Non gli importava nemmeno delle raccomandazioni di Lorenzo. Capiva che la rabbia dell'amico verso di lui era giustificata, ma era nulla in confronto a quella che provava nei confronti di sé stesso. 

Perché, perché anche quando agiva con le migliori intenzioni, finiva col rovinare sempre tutto?

Giovanni era diventato per lui molto più di un semplice consulente, era divenuto un vero e proprio amico. E lui non aveva saputo fare di meglio che trascinare prima lui, e poi la sua adorata nipote in quella storia sempre più folle e assurda. 

Non serviva a nulla ripetersi che Anita era una donna adulta, responsabile delle proprie scelte e caparbia almeno quanto lo era stato Giovanni, devota alla ricerca della verità tanto quanto lo era suo zio. Una donna che si era tuffata anima e cuore nell'impresa di scoprire cosa era successo ad Altariva tanti anni prima, che non si era arresa quando qualcuno era entrato in casa sua, che non aveva smesso di fare domande nemmeno dopo che Silvia, la sola apparentemente disposta a fornire qualche risposta, ci aveva rimesso la vita, e che non sembrava intenzionata a demordere nemmeno dopo che qualcuno aveva tentato di far tacere per sempre anche lei. 

Non poteva fare a meno di continuare a pensare che la colpa di tutto fosse sua, solo sua. Lui era andato da lei, lui l'aveva coinvolta. Avrebbe dovuto adoperarsi con maggior convinzione per dissuaderla dall'idea di continuare a seguirlo nella sua rischiosa ricerca, specie dopo quanto le era accaduto la sera precedente, ma la verità era che, nei più profondi recessi del proprio animo, lui non voleva farlo, non davvero. Convincerla a desistere, avrebbe significato ritrovarsi d'un tratto solo come non lo era mai stato.

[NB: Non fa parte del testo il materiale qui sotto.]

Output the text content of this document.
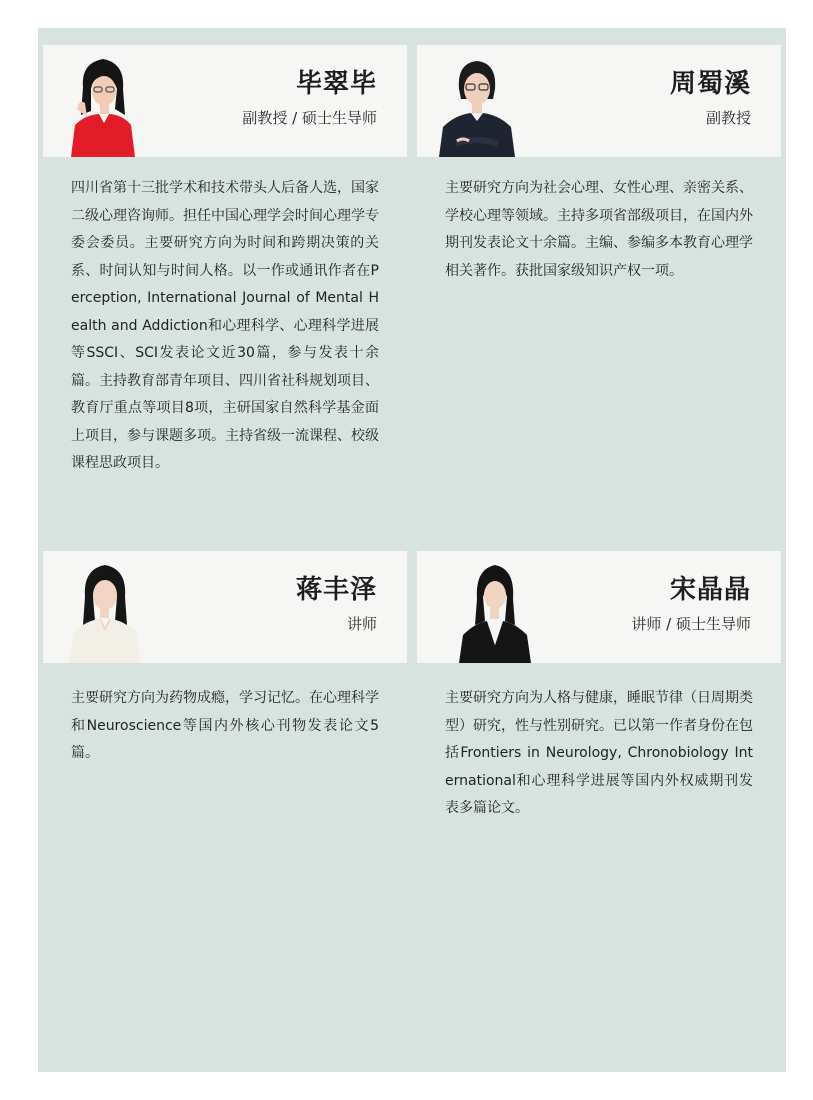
毕翠毕
副教授 / 硕士生导师
四川省第十三批学术和技术带头人后备人选，国家二级心理咨询师。担任中国心理学会时间心理学专委会委员。主要研究方向为时间和跨期决策的关系、时间认知与时间人格。以一作或通讯作者在Perception, International Journal of Mental Health and Addiction和心理科学、心理科学进展等SSCI、SCI发表论文近30篇，参与发表十余篇。主持教育部青年项目、四川省社科规划项目、教育厅重点等项目8项，主研国家自然科学基金面上项目，参与课题多项。主持省级一流课程、校级课程思政项目。
周蜀溪
副教授
主要研究方向为社会心理、女性心理、亲密关系、学校心理等领域。主持多项省部级项目，在国内外期刊发表论文十余篇。主编、参编多本教育心理学相关著作。获批国家级知识产权一项。
蒋丰泽
讲师
主要研究方向为药物成瘾，学习记忆。在心理科学和Neuroscience等国内外核心刊物发表论文5篇。
宋晶晶
讲师 / 硕士生导师
主要研究方向为人格与健康，睡眠节律（日周期类型）研究，性与性别研究。已以第一作者身份在包括Frontiers in Neurology, Chronobiology International和心理科学进展等国内外权威期刊发表多篇论文。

Aveva perso la propria famiglia. Era l'inevitabile prezzo da pagare. Quando ti ostini a rimestare nel torbido non puoi lamentarti se alla fine qualche oscuro segreto viene effettivamente a galla. Questo poteva accettarlo, anche perché, per quanto dolorose fossero state le conseguenze, era ancora convinto di aver agito correttamente. Non era più solo questione di distruggere la patina di ipocrisia che avvolgeva la famiglia, il punto era fare in modo che una povera donna per troppo tempo dimenticata ricevesse giustizia.

Dopo quel giorno però, sentiva di aver perso anche Alice. 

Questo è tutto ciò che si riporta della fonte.